Ukraine’s air-defence forces said the assault involved 141 drones, of which 114 were intercepted. Separate strikes in the northern Chernihiv region left around 340,000 people without power. President Volodymyr Zelenskyy urged partners to bolster air-defence supplies so interception rates for drones and missiles can rise, warning that “Russia has no intention of stopping” its invasion as the conflict enters its fifth year. He also noted that US-led peace initiatives have been partly stalled by the war in the Middle East.
Ukrainian forces have continued strikes on Russian oil-export facilities to limit Moscow’s revenues as demand rises amid reduced Middle East supply. Over the Easter weekend Ukrainian drone attacks were reported at Primorsk in Leningrad region, Kstovo near Nizhny Novgorod, and the Black Sea port of Novorossiysk, where Kyiv said it struck a Russian warship.

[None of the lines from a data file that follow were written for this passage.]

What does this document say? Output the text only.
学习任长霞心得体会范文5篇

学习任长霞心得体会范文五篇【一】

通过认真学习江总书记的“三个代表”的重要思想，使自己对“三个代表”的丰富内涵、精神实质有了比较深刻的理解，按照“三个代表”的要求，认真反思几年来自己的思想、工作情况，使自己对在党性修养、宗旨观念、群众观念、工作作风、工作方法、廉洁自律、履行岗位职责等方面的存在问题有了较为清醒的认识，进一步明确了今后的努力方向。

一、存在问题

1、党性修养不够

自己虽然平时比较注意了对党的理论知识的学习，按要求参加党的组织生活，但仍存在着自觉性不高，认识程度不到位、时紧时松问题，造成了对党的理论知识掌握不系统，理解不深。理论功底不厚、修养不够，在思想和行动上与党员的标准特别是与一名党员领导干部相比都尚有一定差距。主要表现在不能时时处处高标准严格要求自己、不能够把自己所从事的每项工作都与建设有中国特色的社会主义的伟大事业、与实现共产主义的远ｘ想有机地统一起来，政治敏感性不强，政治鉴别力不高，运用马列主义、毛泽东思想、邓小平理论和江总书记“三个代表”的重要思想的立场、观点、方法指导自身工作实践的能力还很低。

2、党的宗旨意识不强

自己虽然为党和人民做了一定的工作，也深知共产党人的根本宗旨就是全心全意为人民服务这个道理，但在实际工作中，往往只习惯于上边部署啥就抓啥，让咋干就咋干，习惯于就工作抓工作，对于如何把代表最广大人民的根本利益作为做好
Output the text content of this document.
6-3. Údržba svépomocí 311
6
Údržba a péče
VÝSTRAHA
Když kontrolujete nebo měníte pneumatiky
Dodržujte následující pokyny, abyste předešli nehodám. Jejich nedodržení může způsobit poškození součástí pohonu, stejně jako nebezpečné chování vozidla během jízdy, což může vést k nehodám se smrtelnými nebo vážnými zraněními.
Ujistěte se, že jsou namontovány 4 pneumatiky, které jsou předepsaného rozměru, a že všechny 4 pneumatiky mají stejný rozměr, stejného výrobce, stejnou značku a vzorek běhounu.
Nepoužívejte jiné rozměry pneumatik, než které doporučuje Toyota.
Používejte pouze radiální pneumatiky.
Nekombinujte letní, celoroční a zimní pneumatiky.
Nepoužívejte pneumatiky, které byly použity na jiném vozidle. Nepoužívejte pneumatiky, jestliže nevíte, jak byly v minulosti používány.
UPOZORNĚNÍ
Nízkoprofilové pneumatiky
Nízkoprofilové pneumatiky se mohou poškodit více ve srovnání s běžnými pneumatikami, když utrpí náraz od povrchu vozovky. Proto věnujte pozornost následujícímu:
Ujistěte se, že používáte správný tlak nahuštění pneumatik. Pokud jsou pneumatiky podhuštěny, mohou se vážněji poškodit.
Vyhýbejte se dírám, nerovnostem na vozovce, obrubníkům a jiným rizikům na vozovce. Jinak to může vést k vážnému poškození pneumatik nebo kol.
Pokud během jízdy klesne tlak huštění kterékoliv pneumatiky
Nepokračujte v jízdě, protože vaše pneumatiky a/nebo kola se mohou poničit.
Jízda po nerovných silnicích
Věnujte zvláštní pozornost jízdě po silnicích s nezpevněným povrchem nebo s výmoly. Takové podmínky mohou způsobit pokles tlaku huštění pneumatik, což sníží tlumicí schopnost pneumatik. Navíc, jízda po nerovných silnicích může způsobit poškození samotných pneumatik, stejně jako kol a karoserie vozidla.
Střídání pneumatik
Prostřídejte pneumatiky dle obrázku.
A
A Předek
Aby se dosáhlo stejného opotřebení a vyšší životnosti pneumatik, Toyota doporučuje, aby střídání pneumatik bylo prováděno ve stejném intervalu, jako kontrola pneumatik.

On Sunday evening at least one person was reported killed in Russia’s Belgorod region. Local authorities also reported attacks on Sevastopol in Russian-occupied Crimea and on a cargo ship carrying wheat in the Sea of Azov. The Russian military said it intercepted almost 150 Ukrainian drones over a three-hour period on Sunday night, though the strikes left nearly half a million Russian households temporarily without power.
The Washington-based Institute for the Study of War (ISW) noted Russian military bloggers have said damage to oil-export and energy infrastructure will be expensive and time-consuming to repair, and have previously complained of difficulties fixing damaged facilities because of parts sanctions and problems with air-defence systems.
Speaking in Damascus after meeting interim Syrian President Ahmed al-Sharaa, Zelenskyy said Russia was gaining extra revenue because of the Iran war and the partial easing of US sanctions on Russian oil. He reiterated calls for continued deliveries of air-defence munitions to Ukraine and cautioned, “We have to recognize that we are not the priority for today,” expressing concern that a prolonged Iran war could reduce international support for Kyiv.
On the eastern front, Ukrainian commander-in-chief Oleksandr Syrskyi said his forces had liberated about 480 square kilometres since the end of January. He warned that Russian troops are trying to establish a buffer zone in Dnipropetrovsk, while the ISW reported that Ukrainian counterattacks are disrupting Russian operations near Pokrovsk in Donetsk region.